He could but think of one person in her life qualified to give her that care, and that was himself. He had only wanted to make her happy, and now all hope of that seemed lost. But he had promised himself he would prove his consistency to her, in the conviction that she would love him eventually, true, but had he wanted to make her happy for his own good or for hers?

She was still weeping in his arms, lost in her grief once again. But losing herself in grief was only the beginning of her downfall, and he loved her too much to let that happen, so he locked his own intense feeling of loss away again, and tried to catch her attention. 'Fanny, Fanny' She looked up at him, eyes red, cheeks tear-streaked, extreme fatigue all over her pale features, still beautiful but in a disturbing way. 'Fanny, please listen to me for a moment. We need to think about what to do next. I can hold you for as long as you like, but once we leave this room I will have to be your brother's friend again.

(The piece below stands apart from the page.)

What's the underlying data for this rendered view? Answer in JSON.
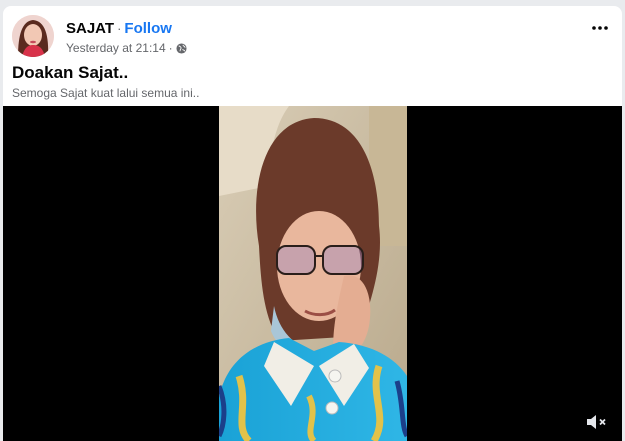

You cannot go back to your parents, you are not able to hide your grief and you have no privacy there. And anyway, you wouldn't survive for a month, you need to go back to the country, to your own room.' The thought of going back to her parents' house clearly abhorred Fanny, and Henry said: 'I'll take you to Mansfield Park, today, or tomorrow, in which case you'll have your own room in this inn, I'll take care of it, it will all be decent.' At this remark, Fanny clearly thought of the cost, and the trouble it would put him through without ever getting a return.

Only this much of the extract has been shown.